Novel anti-corrosive coatings were prepared by replicating the fresh leaves of Xanthosoma sagittifolium, a species of tropical flowering plant. These coatings have the synergistic effect of superhydrophobicity and gas barrier properties. The superhydrophobic epoxy/organophilic clay (SEC) coating, prepared by a 3D-bioprinting technique based on the surface of fresh Xanthosoma sagittifolium leaves, serves to protect cold-rolled steel (CRS) from corrosion. Initially, a negative-PDMS template was replicated from the hierarchical structure of fresh Xanthosoma sagittifolium foliage.
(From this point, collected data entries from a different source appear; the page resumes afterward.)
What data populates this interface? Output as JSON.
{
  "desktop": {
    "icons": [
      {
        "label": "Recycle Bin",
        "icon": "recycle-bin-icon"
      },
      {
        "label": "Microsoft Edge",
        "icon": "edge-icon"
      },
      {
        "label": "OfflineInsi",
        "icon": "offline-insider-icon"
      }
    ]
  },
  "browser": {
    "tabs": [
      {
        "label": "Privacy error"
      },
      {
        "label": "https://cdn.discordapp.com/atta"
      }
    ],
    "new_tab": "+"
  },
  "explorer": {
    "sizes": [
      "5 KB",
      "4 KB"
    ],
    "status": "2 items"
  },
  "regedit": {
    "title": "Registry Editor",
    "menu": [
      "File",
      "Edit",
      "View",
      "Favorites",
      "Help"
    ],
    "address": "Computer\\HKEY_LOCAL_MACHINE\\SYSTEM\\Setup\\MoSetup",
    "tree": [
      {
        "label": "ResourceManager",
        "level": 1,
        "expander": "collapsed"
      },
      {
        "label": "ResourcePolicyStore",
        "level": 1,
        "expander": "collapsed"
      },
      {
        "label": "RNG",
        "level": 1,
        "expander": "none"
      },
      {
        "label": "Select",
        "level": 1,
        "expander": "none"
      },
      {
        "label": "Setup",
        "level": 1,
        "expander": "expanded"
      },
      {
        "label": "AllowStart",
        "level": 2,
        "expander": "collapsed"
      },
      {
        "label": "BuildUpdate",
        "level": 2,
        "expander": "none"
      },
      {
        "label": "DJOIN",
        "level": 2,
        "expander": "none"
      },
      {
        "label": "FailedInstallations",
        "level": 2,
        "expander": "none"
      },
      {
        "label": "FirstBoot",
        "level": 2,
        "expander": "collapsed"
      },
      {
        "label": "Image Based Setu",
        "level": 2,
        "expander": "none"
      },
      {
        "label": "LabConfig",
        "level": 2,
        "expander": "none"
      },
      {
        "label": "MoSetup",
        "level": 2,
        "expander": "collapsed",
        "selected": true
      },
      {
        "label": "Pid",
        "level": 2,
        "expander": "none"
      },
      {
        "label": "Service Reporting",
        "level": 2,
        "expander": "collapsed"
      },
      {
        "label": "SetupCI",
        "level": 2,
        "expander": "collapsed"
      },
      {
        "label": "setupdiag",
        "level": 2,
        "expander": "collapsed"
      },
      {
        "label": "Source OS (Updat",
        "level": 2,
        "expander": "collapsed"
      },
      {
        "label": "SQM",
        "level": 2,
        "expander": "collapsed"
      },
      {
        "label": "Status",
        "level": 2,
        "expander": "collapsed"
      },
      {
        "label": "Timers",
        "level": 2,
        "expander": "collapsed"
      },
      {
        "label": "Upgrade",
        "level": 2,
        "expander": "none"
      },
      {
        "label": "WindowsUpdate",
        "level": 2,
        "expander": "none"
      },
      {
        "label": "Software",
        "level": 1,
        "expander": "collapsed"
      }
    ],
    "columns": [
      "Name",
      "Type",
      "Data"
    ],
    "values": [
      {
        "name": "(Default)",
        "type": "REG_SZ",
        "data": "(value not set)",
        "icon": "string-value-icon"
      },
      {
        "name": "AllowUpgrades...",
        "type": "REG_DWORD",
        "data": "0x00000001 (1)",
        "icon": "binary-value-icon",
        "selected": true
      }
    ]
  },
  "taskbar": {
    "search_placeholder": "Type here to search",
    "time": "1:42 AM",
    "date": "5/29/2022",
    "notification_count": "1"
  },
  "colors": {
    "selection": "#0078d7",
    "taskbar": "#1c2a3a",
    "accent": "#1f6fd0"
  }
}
Subsequently, SEC was coated on to a CRS electrode utilizing a 3D-bioprinting method with a negative-PDMS template and an epoxy/organophilic clay matrix solution as the ink. The CRS electrode coated with SEC was found to have a water contact angle (WCA) of 153°, which was much higher than that of a flat epoxy/organophilic clay (FEC) spin-coated CRS electrode (WCA = 94°). Not only does the SEC coating exhibit superhydrophobicity, but it has gas barrier properties as well. It was expected that the introduction of an organophilic clay into an epoxy matrix would result in the anticorrosion properties being ameliorated because of the prolonged diffusion pathways of water vapor and oxygen. When the superhydrophobic structures of Xanthosoma sagittifolium leaves are replicated on the epoxy/organophilic clay, the SEC coatings were found to have prominently enhanced corrosion protection compared to the corresponding CRS coated with a pristine epoxy resin and FEC, on the basis of a series of electrochemical corrosion measurements performed under both saline and acidic conditions.